When a parent asks another about the children, it is very sadly not often in genuine concern about the other’s family but is instead an opportunity to put their personal view on parenting or take a moment (whether deserved or not) to relish in the accomplishments of their own children.

No greater place proves this than at a political debate. If a Labour supporter were to start a debate with a Conservative supporter, neither one would be going into that conversation with the intent of broadening their own knowledge of the other’s party, but to instead market and reply on how their own, whether it is better or not.

Whilst some people are more obvious than others, indeed there is an insane number of people out there who will happily ignore the sometimes genuine points of others just to focus on themselves (people who are commonly referred to as being in love with their own voices). There are also those who are less obvious about their need to reply. These are people who can sit and listen to someone for hours at end without uttering a single word. When it comes to the end of the discussion, they will normally exhale a shorty snappy line summarising what they heard or commenting in some supportive or insightful way.

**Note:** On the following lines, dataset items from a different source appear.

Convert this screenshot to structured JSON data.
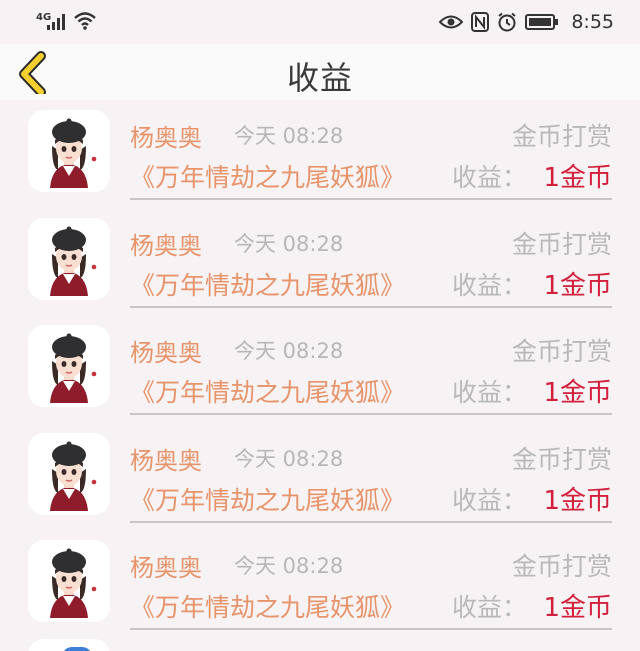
{
  "status_bar": {
    "network": "4G",
    "time": "8:55",
    "icons": [
      "signal-icon",
      "wifi-icon",
      "eye-icon",
      "nfc-icon",
      "alarm-icon",
      "battery-icon"
    ]
  },
  "header": {
    "title": "收益",
    "back_icon": "chevron-left-icon",
    "back_color": "#f5cf2e"
  },
  "colors": {
    "name": "#e8946a",
    "amount": "#d21f3c",
    "muted": "#b9b9b9"
  },
  "records": [
    {
      "name": "杨奥奥",
      "time": "今天 08:28",
      "type": "金币打赏",
      "book": "《万年情劫之九尾妖狐》",
      "earn_label": "收益：",
      "earn_value": "1金币"
    },
    {
      "name": "杨奥奥",
      "time": "今天 08:28",
      "type": "金币打赏",
      "book": "《万年情劫之九尾妖狐》",
      "earn_label": "收益：",
      "earn_value": "1金币"
    },
    {
      "name": "杨奥奥",
      "time": "今天 08:28",
      "type": "金币打赏",
      "book": "《万年情劫之九尾妖狐》",
      "earn_label": "收益：",
      "earn_value": "1金币"
    },
    {
      "name": "杨奥奥",
      "time": "今天 08:28",
      "type": "金币打赏",
      "book": "《万年情劫之九尾妖狐》",
      "earn_label": "收益：",
      "earn_value": "1金币"
    },
    {
      "name": "杨奥奥",
      "time": "今天 08:28",
      "type": "金币打赏",
      "book": "《万年情劫之九尾妖狐》",
      "earn_label": "收益：",
      "earn_value": "1金币"
    }
  ]
}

As people, we urge to comment and have our opinions known. Even when we have no knowledge or care for a subject, we want to feel involved and as such will throw any comment we can out there, just to gain some involvement in the conversation. I do believe some people go into certain conversations in order to gain some knowledge and understanding, however, I feel it’s more common for people to go into conversation with the intent of replying being a much higher priority.